In some studies, the computer system may be used as a data collection tool to evaluate the outcome in the CDSS group. Using the information system to log episodes in the treatment group and using a manual system in the non-CDSS group can create a data completeness bias.19 If the computer logs more episodes than the manual system, it may appear that the CDSS group had more events, which could bias the outcome for or against the CDSS group. To prevent this bias, investigators should collect and measure outcomes similarly in both groups.
USING THE GUIDE
As outlined above, the systematic review and meta-analysis addressing whether a CDSS can improve outcomes in patients with diabetes was judged to be credible1 (see Chapter 22, The Process of a Systematic Review and Meta-analysis, and Chapter 23, Understanding and Applying the Results of a Systematic Review and Meta-analysis). It included 15 trials that involved 35 557 patients with all types and severity levels of diabetes. Most of the trials assessed compared a CDSS to usual care, 10 of the trials used a cluster randomization, and most concealed allocation, but blinding and follow-up varied. Four of the trials occurred before the year 2000, so they may not be generalizable to current information-technology standards. In terms of clinical outcomes, 2 studies examined hospitalization rates and 3 measured quality of life. Process outcomes (checking hemoglobin A1C [HbA1C], blood pressure, or cholesterol) could not be pooled because of heterogeneity. The systematic review authors note an overall lack of high-quality trials in this area in that only 1 trial was judged to be at low risk of bias.1
One of the most recent trials in the systematic review was a cluster randomized trial that compared 4 groups.23 One of the intervention groups in this trial involved patient coaching using mobile CDSS software, Web portal, and telephone access to diabetes educators for patients and primary care clinician decision support that linked the patient-provided data to guidelines.23 The primary outcome was change in HbA1C at 12 months compared with the usual care group. The report provided no documentation about blinding of final outcome collection or assessment. The investigators used mixed-effects modeling to account for within-practice clustering in the analysis. The authors also discuss additional sensitivity analyses to examine the effect of missing data. The intervention package is described in some detail in the text, but screenshots are available only in supplementary files, and algorithms or codes are not provided. In addition, although deploying complex interventions that involve information and communication technology often has significant unforeseen challenges, the authors do not discuss this important issue.

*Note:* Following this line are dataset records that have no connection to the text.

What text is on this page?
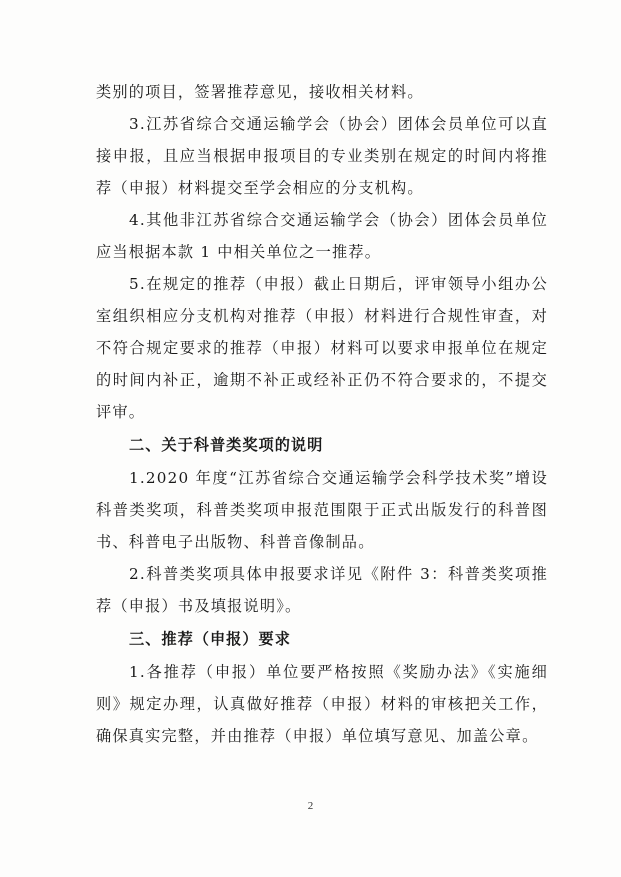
类别的项目，签署推荐意见，接收相关材料。

3.江苏省综合交通运输学会（协会）团体会员单位可以直接申报，且应当根据申报项目的专业类别在规定的时间内将推荐（申报）材料提交至学会相应的分支机构。

4.其他非江苏省综合交通运输学会（协会）团体会员单位应当根据本款 1 中相关单位之一推荐。

5.在规定的推荐（申报）截止日期后，评审领导小组办公室组织相应分支机构对推荐（申报）材料进行合规性审查，对不符合规定要求的推荐（申报）材料可以要求申报单位在规定的时间内补正，逾期不补正或经补正仍不符合要求的，不提交评审。

二、关于科普类奖项的说明

1.2020 年度“江苏省综合交通运输学会科学技术奖”增设科普类奖项，科普类奖项申报范围限于正式出版发行的科普图书、科普电子出版物、科普音像制品。

2.科普类奖项具体申报要求详见《附件 3：科普类奖项推荐（申报）书及填报说明》。

三、推荐（申报）要求

1.各推荐（申报）单位要严格按照《奖励办法》《实施细则》规定办理，认真做好推荐（申报）材料的审核把关工作，确保真实完整，并由推荐（申报）单位填写意见、加盖公章。

2
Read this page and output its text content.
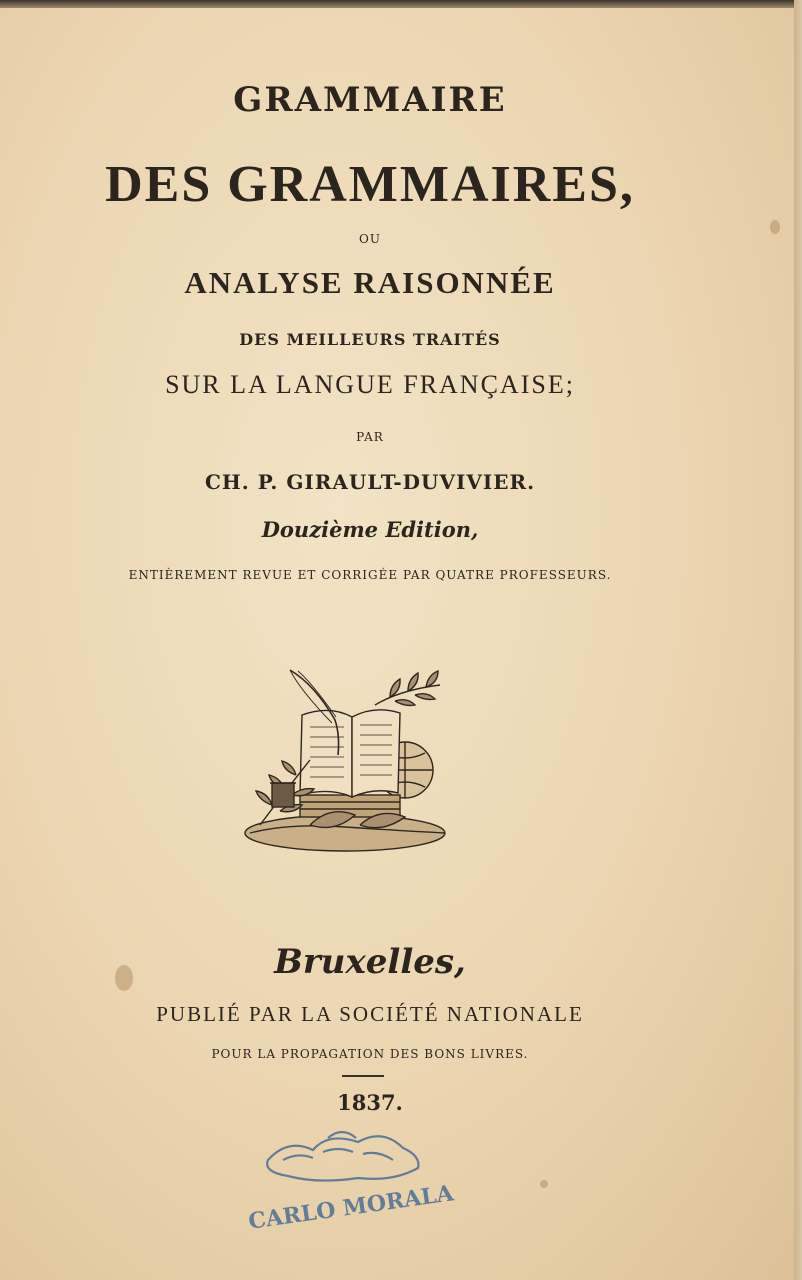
GRAMMAIRE

DES GRAMMAIRES,

OU

ANALYSE RAISONNÉE

DES MEILLEURS TRAITÉS

SUR LA LANGUE FRANÇAISE;

PAR

CH. P. GIRAULT-DUVIVIER.

Douzième Edition,

ENTIÈREMENT REVUE ET CORRIGÉE PAR QUATRE PROFESSEURS.

Bruxelles,

PUBLIÉ PAR LA SOCIÉTÉ NATIONALE

POUR LA PROPAGATION DES BONS LIVRES.

1837.

CARLO MORALA
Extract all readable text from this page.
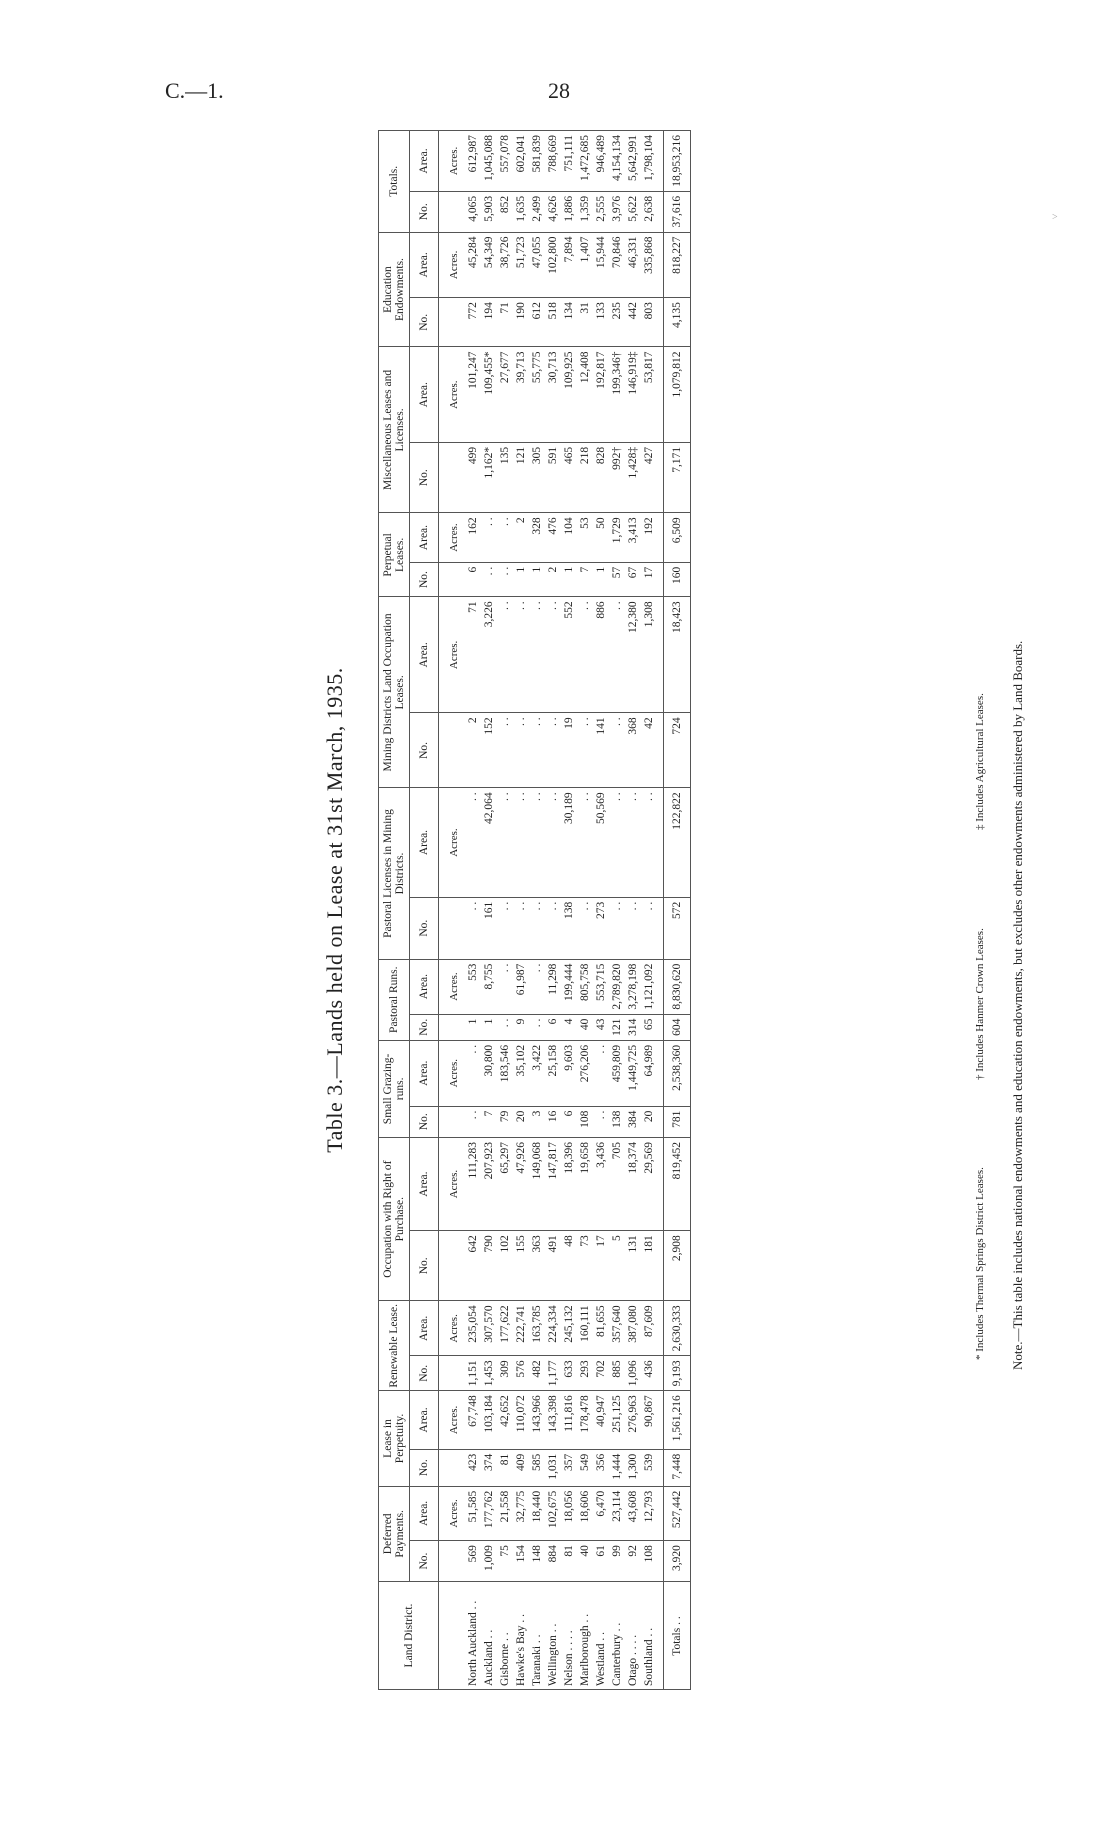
C.—1.	28
Table 3.—Lands held on Lease at 31st March, 1935.
Land District.	Deferred Payments.		Lease in Perpetuity.		Renewable Lease.		Occupation with Right of Purchase.		Small Grazing-runs.		Pastoral Runs.		Pastoral Licenses in Mining Districts.		Mining Districts Land Occupation Leases.		Perpetual Leases.		Miscellaneous Leases and Licenses.		Education Endowments.		Totals.	
	No.	Area.	No.	Area.	No.	Area.	No.	Area.	No.	Area.	No.	Area.	No.	Area.	No.	Area.	No.	Area.	No.	Area.	No.	Area.	No.	Area.
		Acres.		Acres.		Acres.		Acres.		Acres.		Acres.		Acres.		Acres.		Acres.		Acres.		Acres.		Acres.
North Auckland . .	569	51,585	423	67,748	1,151	235,054	642	111,283	. .	. .	1	553	. .	. .	2	71	6	162	499	101,247	772	45,284	4,065	612,987
Auckland . .	1,009	177,762	374	103,184	1,453	307,570	790	207,923	7	30,800	1	8,755	161	42,064	152	3,226	. .	. .	1,162*	109,455*	194	54,349	5,903	1,045,088
Gisborne . .	75	21,558	81	42,652	309	177,622	102	65,297	79	183,546	. .	. .	. .	. .	. .	. .	. .	. .	135	27,677	71	38,726	852	557,078
Hawke's Bay . .	154	32,775	409	110,072	576	222,741	155	47,926	20	35,102	9	61,987	. .	. .	. .	. .	1	2	121	39,713	190	51,723	1,635	602,041
Taranaki . .	148	18,440	585	143,966	482	163,785	363	149,068	3	3,422	. .	. .	. .	. .	. .	. .	1	328	305	55,775	612	47,055	2,499	581,839
Wellington . .	884	102,675	1,031	143,398	1,177	224,334	491	147,817	16	25,158	6	11,298	. .	. .	. .	. .	2	476	591	30,713	518	102,800	4,626	788,669
Nelson . . . .	81	18,056	357	111,816	633	245,132	48	18,396	6	9,603	4	199,444	138	30,189	19	552	1	104	465	109,925	134	7,894	1,886	751,111
Marlborough . .	40	18,606	549	178,478	293	160,111	73	19,658	108	276,206	40	805,758	. .	. .	. .	. .	7	53	218	12,408	31	1,407	1,359	1,472,685
Westland . .	61	6,470	356	40,947	702	81,655	17	3,436	. .	. .	43	553,715	273	50,569	141	886	1	50	828	192,817	133	15,944	2,555	946,489
Canterbury . .	99	23,114	1,444	251,125	885	357,640	5	705	138	459,809	121	2,789,820	. .	. .	. .	. .	57	1,729	992†	199,346†	235	70,846	3,976	4,154,134
Otago . . . .	92	43,608	1,300	276,963	1,096	387,080	131	18,374	384	1,449,725	314	3,278,198	. .	. .	368	12,380	67	3,413	1,428‡	146,919‡	442	46,331	5,622	5,642,991
Southland . .	108	12,793	539	90,867	436	87,609	181	29,569	20	64,989	65	1,121,092	. .	. .	42	1,308	17	192	427	53,817	803	335,868	2,638	1,798,104
Totals . .	3,920	527,442	7,448	1,561,216	9,193	2,630,333	2,908	819,452	781	2,538,360	604	8,830,620	572	122,822	724	18,423	160	6,509	7,171	1,079,812	4,135	818,227	37,616	18,953,216
* Includes Thermal Springs District Leases.
† Includes Hanmer Crown Leases.
‡ Includes Agricultural Leases. Note.—This table includes national endowments and education endowments, but excludes other endowments administered by Land Boards.
>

Of 71 physician practices identified, 26 enrolled. Within these 26 practices, 2602 patients were eligible, of whom only 213 enrolled, and 163 were included in the analysis: 62 patients in the intervention group and 56 patients in the control group, as discussed above. The investigators mention imputation techniques to deal with the considerable amount of missing data but do not discuss what influence they had on the results. Similarly, despite reminders to have HbA1C measured at the 12-month end point, it is likely that patients in the intervention group, which was more closely monitored, were more likely to have usable HbA1C test results than the usual care group.